To reiterate, undocumented APIs might as well not exist: hypothetically, no examples about alternative projections would be published until alternative projections are supported on all platforms, and any blog posts would avoid implying that developers can try out the API. We’d indeed create pressure to get parity on each platform before calling alternative projections done.

The downside is that Web developers would be highly unlikely to use the undocumented API, so there would be less feedback from developers that could help us refine the implementation. The solution is for GL JS to publish prereleases – that was my point in https://github.com/mapbox/mapbox-gl-style-spec/issues/653#issuecomment-273316475. Ensuring feature parity across platforms entails slowing down GL JS’s release cycle (but adding prereleases mid-cycle). I think v1.0 would be a good opportunity to formalize a prerelease strategy for GL JS.

jfirebaugh commented 7 years ago

I don't think it's tenable for GL JS to publish all releases as "prerelease" in periods where it has features that the mobile SDKs do not, and where the implementation in mobile SDKs is likely to require specification or API design changes. Concretely, that would mean that GL JS would have to be on "prerelease" status right now, and for the past year or more.

@1ec5 Can I kindly ask you to reconsider your resistance to at least trying out the proposal here? We have to introduce flexibility somewhere. I believe that it's worth trying out the flagged approach, even though it may deviate from certain cultural norms. As @lucaswoj notes, in most cases it's the GL JS implementation that will come first and be flagged as experimental, and where the reverse is true we can test the waters with small features first. If it doesn't work, we'll find out and try something else. But let's not be afraid to experiment (heh).

1ec5 commented 7 years ago

Concretely, that would mean that GL JS would have to be on "prerelease" status right now, and for the past year or more.

Right, we’d obviously need to avoid a prolonged beta testing phase. This speaks to the “healthy pressure” @lucaswoj refers to.

Can I kindly ask you to reconsider your resistance to at least trying out the proposal here? We have to introduce flexibility somewhere. I believe that it's worth trying out the flagged approach, even though it may deviate from certain cultural norms.

Perhaps I’m misunderstanding the purpose of this ticket. I understood the idea to be that every SDK would at times have to introduce an unstable API, documented as such but otherwise identical to a stable API, until a compatible API is implemented across all six platforms. The iOS SDK has to be a good citizen on its platform, and part of that is abiding by semver as developers understand it. I’m just the messenger.

If we document a documented API in the iOS SDK and tell developers to use it (whether in examples, blog posts, or compatibility tables), the API isn’t exempt from semver no matter how much we claim the contrary. After all, if a developer requires version ~> 3.4 of our pod and follows our examples to the tee, using this unstable API, their code breaks as soon as we release v3.5.0 with a backwards-incompatible change to the unstable API. As soon as they run pod update, they wind up with v3.5.0 and a build failure or, worse, unexpected behavior at runtime.

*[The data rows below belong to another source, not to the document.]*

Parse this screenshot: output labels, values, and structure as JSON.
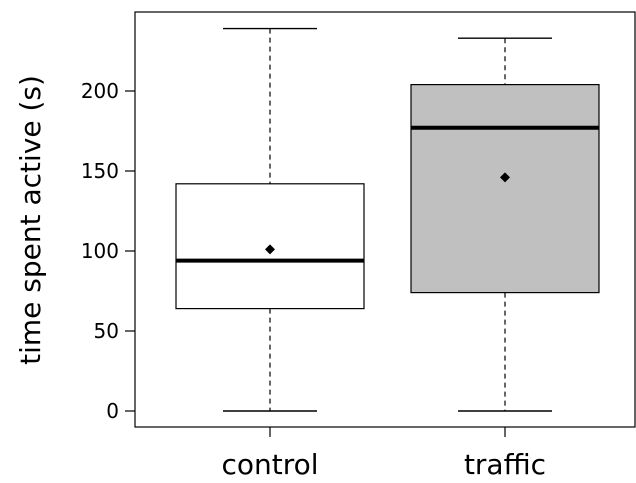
{
  "chart_data": {
    "type": "box",
    "title": "",
    "xlabel": "",
    "ylabel": "time spent active (s)",
    "ylim": [
      -10,
      248
    ],
    "yticks": [
      0,
      50,
      100,
      150,
      200
    ],
    "categories": [
      "control",
      "traffic"
    ],
    "boxes": [
      {
        "category": "control",
        "min": 0,
        "q1": 64,
        "median": 94,
        "q3": 142,
        "max": 239,
        "mean": 101,
        "fill": "#ffffff"
      },
      {
        "category": "traffic",
        "min": 0,
        "q1": 74,
        "median": 177,
        "q3": 204,
        "max": 233,
        "mean": 146,
        "fill": "#c0c0c0"
      }
    ],
    "grid": false,
    "legend": "none"
  }
}
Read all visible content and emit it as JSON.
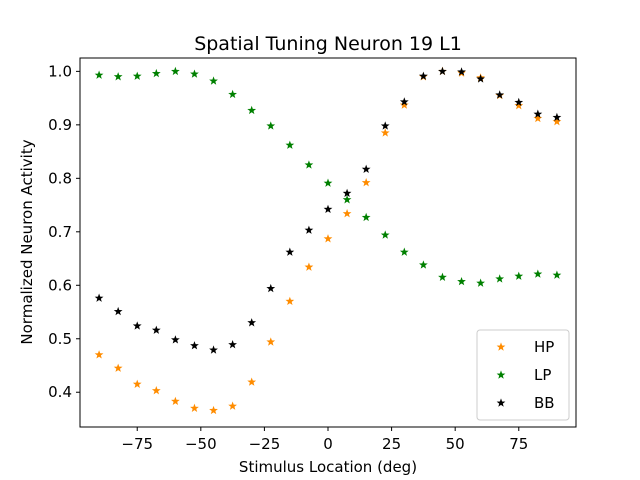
{
  "chart_data": {
    "type": "scatter",
    "title": "Spatial Tuning Neuron 19 L1",
    "xlabel": "Stimulus Location (deg)",
    "ylabel": "Normalized Neuron Activity",
    "xlim": [
      -97.5,
      97.5
    ],
    "ylim": [
      0.335,
      1.025
    ],
    "xticks": [
      -75,
      -50,
      -25,
      0,
      25,
      50,
      75
    ],
    "xtick_labels": [
      "−75",
      "−50",
      "−25",
      "0",
      "25",
      "50",
      "75"
    ],
    "yticks": [
      0.4,
      0.5,
      0.6,
      0.7,
      0.8,
      0.9,
      1.0
    ],
    "ytick_labels": [
      "0.4",
      "0.5",
      "0.6",
      "0.7",
      "0.8",
      "0.9",
      "1.0"
    ],
    "grid": false,
    "legend_position": "lower-right",
    "marker": "star",
    "x": [
      -90,
      -82.5,
      -75,
      -67.5,
      -60,
      -52.5,
      -45,
      -37.5,
      -30,
      -22.5,
      -15,
      -7.5,
      0,
      7.5,
      15,
      22.5,
      30,
      37.5,
      45,
      52.5,
      60,
      67.5,
      75,
      82.5,
      90
    ],
    "series": [
      {
        "name": "HP",
        "color": "#ff8c00",
        "values": [
          0.47,
          0.445,
          0.415,
          0.403,
          0.383,
          0.37,
          0.366,
          0.374,
          0.419,
          0.494,
          0.57,
          0.634,
          0.687,
          0.734,
          0.792,
          0.885,
          0.937,
          0.99,
          1.0,
          0.997,
          0.988,
          0.955,
          0.936,
          0.912,
          0.906
        ]
      },
      {
        "name": "LP",
        "color": "#008000",
        "values": [
          0.993,
          0.99,
          0.991,
          0.996,
          1.0,
          0.995,
          0.982,
          0.957,
          0.927,
          0.898,
          0.862,
          0.825,
          0.791,
          0.76,
          0.727,
          0.694,
          0.662,
          0.638,
          0.615,
          0.607,
          0.604,
          0.612,
          0.617,
          0.621,
          0.619
        ]
      },
      {
        "name": "BB",
        "color": "#000000",
        "values": [
          0.576,
          0.551,
          0.524,
          0.516,
          0.498,
          0.487,
          0.479,
          0.489,
          0.53,
          0.594,
          0.662,
          0.703,
          0.742,
          0.772,
          0.817,
          0.898,
          0.943,
          0.991,
          1.0,
          0.999,
          0.986,
          0.956,
          0.942,
          0.92,
          0.914
        ]
      }
    ]
  }
}
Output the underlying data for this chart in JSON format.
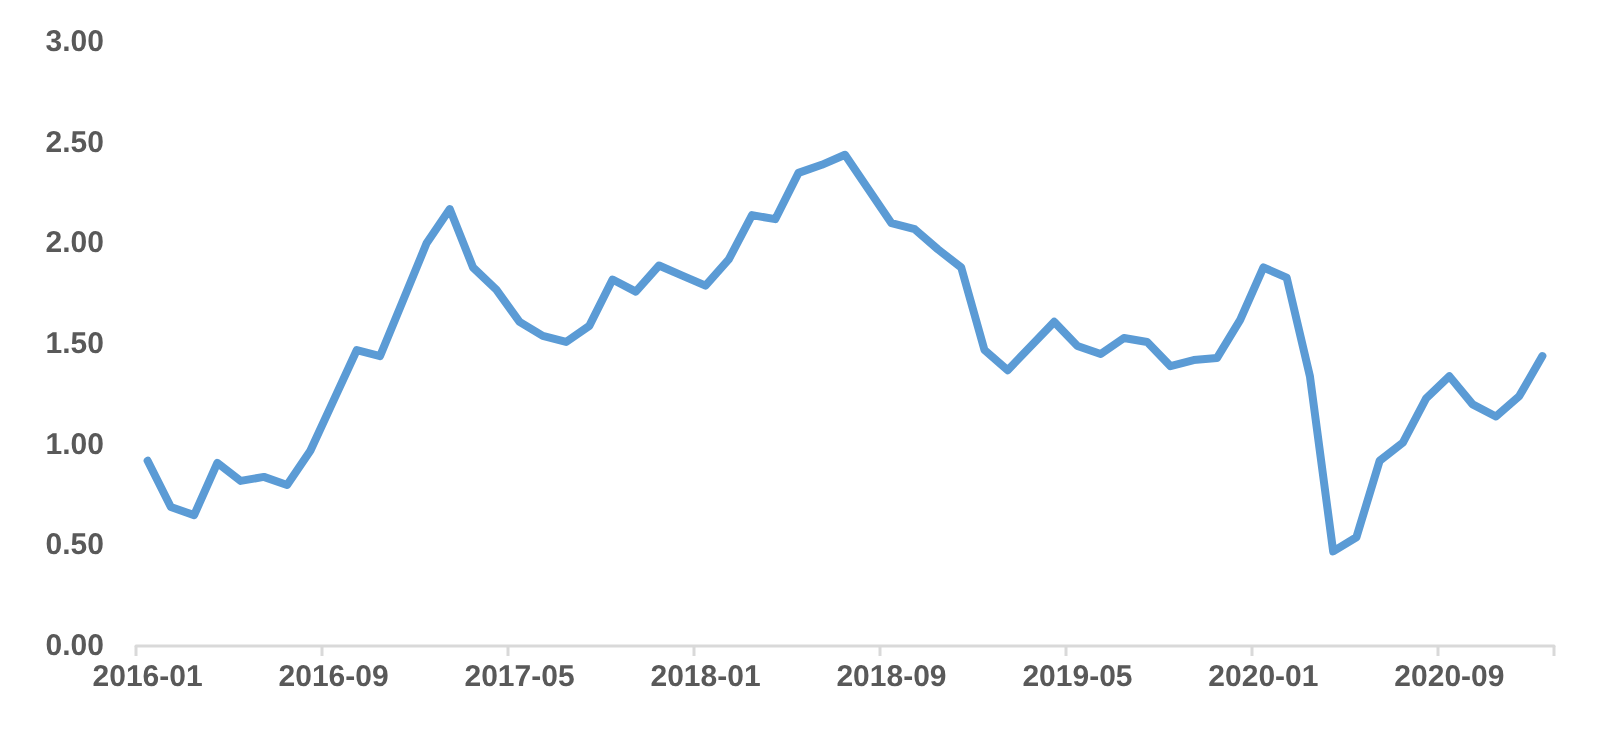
{
  "chart_data": {
    "type": "line",
    "categories": [
      "2016-01",
      null,
      null,
      null,
      null,
      null,
      null,
      null,
      "2016-09",
      null,
      null,
      null,
      null,
      null,
      null,
      null,
      "2017-05",
      null,
      null,
      null,
      null,
      null,
      null,
      null,
      "2018-01",
      null,
      null,
      null,
      null,
      null,
      null,
      null,
      "2018-09",
      null,
      null,
      null,
      null,
      null,
      null,
      null,
      "2019-05",
      null,
      null,
      null,
      null,
      null,
      null,
      null,
      "2020-01",
      null,
      null,
      null,
      null,
      null,
      null,
      null,
      "2020-09",
      null,
      null,
      null,
      null
    ],
    "series": [
      {
        "color": "#5b9bd5",
        "values": [
          0.92,
          0.69,
          0.65,
          0.91,
          0.82,
          0.84,
          0.8,
          0.97,
          1.22,
          1.47,
          1.44,
          1.72,
          2.0,
          2.17,
          1.88,
          1.77,
          1.61,
          1.54,
          1.51,
          1.59,
          1.82,
          1.76,
          1.89,
          1.84,
          1.79,
          1.92,
          2.14,
          2.12,
          2.35,
          2.39,
          2.44,
          2.27,
          2.1,
          2.07,
          1.97,
          1.88,
          1.47,
          1.37,
          1.49,
          1.61,
          1.49,
          1.45,
          1.53,
          1.51,
          1.39,
          1.42,
          1.43,
          1.62,
          1.88,
          1.83,
          1.34,
          0.47,
          0.54,
          0.92,
          1.01,
          1.23,
          1.34,
          1.2,
          1.14,
          1.24,
          1.44
        ]
      }
    ],
    "ylim": [
      0,
      3
    ],
    "yticks": [
      {
        "value": 0,
        "label": "0.00"
      },
      {
        "value": 0.5,
        "label": "0.50"
      },
      {
        "value": 1,
        "label": "1.00"
      },
      {
        "value": 1.5,
        "label": "1.50"
      },
      {
        "value": 2,
        "label": "2.00"
      },
      {
        "value": 2.5,
        "label": "2.50"
      },
      {
        "value": 3,
        "label": "3.00"
      }
    ],
    "grid": false,
    "marker": "none",
    "line_style": "solid"
  }
}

The status quo of releasing a feature to GL JS first seems to work well regardless of whether we document the feature as being unstable. The reverse, where a feature comes to a native SDK first, requires us to try to anticipate future porting problems during beta testing. But we aren’t perfect at predicting the future, so that’s where the three strategies in https://github.com/mapbox/mapbox-gl-style-spec/issues/653#issuecomment-273311404 come in, especially the first strategy of providing compatibility shims.

If prominently marking “experimental” APIs works for GL JS, that’s great. But I don’t think the proposed approach can be applied to the iOS SDK.